Companies are looking for alternatives to MPLS because of high cost, lack of cloud access, limited bandwidth, long lead time, and extended contract terms. Aggregated broadband Internet links are an enticing option, that offer large amounts of bandwidth at lower cost, more favorable terms, and are often immediately available. Internet links can deliver the same, if not better reliability than MPLS, by using Talari SD-WAN to build-in security, reliability, quality of service, and high availability.

Extending the Enterprise WAN to the Cloud

Talari’s SD-WAN extends the reach of the corporate WANs into cloud services. We make cloud access seamless, easy to control and manage, with visibility into the connection between a company’s data center, remote physical locations, private cloud instances, and public cloud instances.

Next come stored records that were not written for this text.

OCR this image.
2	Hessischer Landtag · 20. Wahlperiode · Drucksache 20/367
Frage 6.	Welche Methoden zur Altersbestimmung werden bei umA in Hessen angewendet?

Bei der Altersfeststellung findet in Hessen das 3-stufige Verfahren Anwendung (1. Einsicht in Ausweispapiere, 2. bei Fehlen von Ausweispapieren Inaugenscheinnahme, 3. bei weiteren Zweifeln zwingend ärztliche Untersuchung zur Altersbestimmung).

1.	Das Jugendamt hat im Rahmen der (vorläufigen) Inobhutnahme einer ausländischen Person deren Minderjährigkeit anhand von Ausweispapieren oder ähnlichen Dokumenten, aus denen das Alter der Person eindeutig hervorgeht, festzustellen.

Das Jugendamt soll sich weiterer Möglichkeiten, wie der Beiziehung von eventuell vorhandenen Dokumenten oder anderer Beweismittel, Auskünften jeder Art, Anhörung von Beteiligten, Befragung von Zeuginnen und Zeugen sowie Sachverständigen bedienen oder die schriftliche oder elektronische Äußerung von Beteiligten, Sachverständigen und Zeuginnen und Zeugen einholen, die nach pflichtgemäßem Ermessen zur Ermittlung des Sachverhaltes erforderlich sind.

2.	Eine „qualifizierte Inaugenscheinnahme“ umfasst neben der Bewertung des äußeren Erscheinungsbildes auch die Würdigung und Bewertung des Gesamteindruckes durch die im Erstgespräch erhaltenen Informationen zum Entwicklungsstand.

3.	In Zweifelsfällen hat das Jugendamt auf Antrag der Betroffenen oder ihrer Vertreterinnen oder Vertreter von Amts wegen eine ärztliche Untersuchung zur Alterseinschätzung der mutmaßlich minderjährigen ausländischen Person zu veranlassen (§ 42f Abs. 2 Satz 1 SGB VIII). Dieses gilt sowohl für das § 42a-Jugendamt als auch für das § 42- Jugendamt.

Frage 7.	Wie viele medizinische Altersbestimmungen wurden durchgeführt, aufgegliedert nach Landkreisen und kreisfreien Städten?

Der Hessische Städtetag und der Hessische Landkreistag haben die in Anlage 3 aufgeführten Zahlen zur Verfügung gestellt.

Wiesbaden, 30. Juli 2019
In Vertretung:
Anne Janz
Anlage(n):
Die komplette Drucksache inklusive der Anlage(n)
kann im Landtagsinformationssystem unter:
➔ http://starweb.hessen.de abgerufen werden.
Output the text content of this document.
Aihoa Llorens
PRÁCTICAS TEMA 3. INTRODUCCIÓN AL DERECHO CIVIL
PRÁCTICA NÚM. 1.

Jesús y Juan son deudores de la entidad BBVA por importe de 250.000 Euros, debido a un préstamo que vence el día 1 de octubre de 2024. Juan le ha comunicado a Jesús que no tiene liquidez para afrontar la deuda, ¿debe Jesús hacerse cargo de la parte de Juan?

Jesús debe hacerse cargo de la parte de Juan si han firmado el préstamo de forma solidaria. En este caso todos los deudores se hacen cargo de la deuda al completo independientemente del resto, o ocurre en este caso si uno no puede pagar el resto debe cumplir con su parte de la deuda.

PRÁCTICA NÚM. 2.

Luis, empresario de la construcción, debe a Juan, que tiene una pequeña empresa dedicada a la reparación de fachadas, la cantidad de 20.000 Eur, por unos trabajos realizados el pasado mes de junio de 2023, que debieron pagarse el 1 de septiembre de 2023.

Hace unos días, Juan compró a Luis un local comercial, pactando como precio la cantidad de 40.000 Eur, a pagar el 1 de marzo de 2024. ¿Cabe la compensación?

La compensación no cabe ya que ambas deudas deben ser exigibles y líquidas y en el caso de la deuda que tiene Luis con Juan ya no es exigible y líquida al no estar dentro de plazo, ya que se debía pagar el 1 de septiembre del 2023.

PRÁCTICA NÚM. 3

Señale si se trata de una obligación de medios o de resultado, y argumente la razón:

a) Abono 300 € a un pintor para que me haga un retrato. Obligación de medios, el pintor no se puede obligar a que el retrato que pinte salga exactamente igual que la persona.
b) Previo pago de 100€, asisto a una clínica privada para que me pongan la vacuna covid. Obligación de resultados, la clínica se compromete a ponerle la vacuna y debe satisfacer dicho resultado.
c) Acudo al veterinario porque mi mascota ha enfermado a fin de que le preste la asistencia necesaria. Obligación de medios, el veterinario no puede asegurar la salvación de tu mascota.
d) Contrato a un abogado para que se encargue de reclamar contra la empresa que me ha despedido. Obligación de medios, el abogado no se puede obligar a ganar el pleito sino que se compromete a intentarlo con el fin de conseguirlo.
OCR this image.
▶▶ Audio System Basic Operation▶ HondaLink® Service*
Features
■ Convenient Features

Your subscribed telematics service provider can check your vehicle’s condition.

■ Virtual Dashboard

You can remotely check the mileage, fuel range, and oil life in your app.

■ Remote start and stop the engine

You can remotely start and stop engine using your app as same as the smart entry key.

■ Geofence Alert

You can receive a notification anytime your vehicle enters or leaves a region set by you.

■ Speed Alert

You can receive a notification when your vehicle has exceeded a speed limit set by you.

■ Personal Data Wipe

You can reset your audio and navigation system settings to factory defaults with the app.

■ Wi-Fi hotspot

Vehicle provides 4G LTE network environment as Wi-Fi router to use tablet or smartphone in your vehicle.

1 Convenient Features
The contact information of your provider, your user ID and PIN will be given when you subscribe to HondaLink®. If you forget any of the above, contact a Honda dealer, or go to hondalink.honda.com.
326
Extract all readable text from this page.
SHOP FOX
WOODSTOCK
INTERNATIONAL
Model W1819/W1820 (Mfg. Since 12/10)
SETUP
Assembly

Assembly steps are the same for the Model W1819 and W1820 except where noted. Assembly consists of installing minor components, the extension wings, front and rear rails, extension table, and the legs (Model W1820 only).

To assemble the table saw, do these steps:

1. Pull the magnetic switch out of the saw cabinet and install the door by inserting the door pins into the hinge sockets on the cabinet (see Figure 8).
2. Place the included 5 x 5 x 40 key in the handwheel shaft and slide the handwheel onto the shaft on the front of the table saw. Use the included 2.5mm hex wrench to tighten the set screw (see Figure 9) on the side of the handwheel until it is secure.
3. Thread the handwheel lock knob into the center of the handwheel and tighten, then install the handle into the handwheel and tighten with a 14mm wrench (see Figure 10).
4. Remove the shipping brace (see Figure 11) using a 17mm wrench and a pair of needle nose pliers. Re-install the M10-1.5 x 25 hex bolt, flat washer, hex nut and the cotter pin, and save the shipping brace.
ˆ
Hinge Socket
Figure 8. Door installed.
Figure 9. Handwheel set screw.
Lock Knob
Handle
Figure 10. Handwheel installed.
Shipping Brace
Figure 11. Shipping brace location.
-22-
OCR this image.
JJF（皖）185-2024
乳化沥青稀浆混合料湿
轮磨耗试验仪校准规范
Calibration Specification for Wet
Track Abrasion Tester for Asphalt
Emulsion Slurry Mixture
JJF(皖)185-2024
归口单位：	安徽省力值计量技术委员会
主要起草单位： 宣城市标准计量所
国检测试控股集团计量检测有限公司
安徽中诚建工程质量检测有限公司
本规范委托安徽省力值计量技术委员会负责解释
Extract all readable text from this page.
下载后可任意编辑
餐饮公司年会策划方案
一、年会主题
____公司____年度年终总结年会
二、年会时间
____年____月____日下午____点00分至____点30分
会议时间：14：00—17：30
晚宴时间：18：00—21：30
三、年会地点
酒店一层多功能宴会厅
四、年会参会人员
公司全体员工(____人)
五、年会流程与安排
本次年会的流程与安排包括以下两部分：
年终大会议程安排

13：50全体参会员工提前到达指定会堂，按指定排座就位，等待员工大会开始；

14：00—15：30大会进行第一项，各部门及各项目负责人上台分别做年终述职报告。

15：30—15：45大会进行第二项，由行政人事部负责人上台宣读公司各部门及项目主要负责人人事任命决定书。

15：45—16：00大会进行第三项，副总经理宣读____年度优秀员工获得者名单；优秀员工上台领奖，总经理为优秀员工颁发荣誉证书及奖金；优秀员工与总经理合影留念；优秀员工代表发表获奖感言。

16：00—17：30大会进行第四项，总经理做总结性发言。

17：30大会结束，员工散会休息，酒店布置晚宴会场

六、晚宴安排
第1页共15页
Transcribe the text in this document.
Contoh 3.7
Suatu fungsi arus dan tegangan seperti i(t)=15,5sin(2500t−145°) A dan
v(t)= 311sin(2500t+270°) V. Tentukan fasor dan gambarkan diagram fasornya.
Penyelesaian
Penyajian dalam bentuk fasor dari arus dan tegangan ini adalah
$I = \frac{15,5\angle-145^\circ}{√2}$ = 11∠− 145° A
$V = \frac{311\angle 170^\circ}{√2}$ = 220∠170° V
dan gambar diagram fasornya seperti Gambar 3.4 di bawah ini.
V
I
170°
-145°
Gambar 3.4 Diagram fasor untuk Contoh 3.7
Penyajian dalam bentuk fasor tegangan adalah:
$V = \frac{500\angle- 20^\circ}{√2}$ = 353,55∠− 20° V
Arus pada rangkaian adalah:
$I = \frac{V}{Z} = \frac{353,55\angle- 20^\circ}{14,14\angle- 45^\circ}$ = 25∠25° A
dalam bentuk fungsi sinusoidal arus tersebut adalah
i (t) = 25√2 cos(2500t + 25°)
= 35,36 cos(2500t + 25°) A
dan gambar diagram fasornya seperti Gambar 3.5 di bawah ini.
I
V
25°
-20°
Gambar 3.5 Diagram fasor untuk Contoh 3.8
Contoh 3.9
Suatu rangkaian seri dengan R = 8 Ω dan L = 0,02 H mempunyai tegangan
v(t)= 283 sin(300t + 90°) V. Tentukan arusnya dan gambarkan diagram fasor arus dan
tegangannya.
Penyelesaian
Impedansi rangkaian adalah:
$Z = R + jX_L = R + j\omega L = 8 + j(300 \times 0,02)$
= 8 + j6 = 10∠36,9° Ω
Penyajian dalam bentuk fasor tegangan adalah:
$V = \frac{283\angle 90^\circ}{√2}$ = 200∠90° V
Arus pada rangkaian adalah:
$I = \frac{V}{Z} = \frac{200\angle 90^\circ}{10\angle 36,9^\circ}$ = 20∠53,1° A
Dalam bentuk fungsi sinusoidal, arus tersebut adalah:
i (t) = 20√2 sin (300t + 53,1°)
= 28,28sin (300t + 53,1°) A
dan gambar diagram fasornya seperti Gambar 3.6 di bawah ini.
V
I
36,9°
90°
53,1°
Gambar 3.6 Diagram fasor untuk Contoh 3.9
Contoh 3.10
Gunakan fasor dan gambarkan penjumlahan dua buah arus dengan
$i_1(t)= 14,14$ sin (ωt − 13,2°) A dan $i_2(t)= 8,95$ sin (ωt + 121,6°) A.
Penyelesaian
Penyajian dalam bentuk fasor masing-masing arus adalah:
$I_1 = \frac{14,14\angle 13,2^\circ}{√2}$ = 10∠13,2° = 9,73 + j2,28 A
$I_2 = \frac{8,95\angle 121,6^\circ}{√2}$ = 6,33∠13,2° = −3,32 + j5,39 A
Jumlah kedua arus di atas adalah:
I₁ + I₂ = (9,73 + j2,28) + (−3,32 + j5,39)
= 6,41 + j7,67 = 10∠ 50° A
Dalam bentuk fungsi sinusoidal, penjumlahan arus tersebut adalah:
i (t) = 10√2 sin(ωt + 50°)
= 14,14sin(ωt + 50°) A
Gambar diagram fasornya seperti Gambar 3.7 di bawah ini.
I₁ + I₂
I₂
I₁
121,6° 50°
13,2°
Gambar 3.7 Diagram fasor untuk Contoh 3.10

Branch Office Simplification

Corporate IT is under pressure to deliver branch office access with improved quality of experience to applications located in multiple locations, including the cloud. The increased number and diversity of applications accessed within branch offices results in added complexity and higher support cost. While branch services and complexity are increasing, the required technical skills available to support the new infrastructure is often lacking or non-existent.

Talari SD-WAN consolidates multiple core functions such as SD-WAN, routing, firewall, NAT, QoS into an easy-to-deploy, virtual or physical appliance, administered from a central location. The Talari SD-WAN fabric is extensible, and works with leading 3rd party vendors, to deliver the services enterprise applications require – in any location.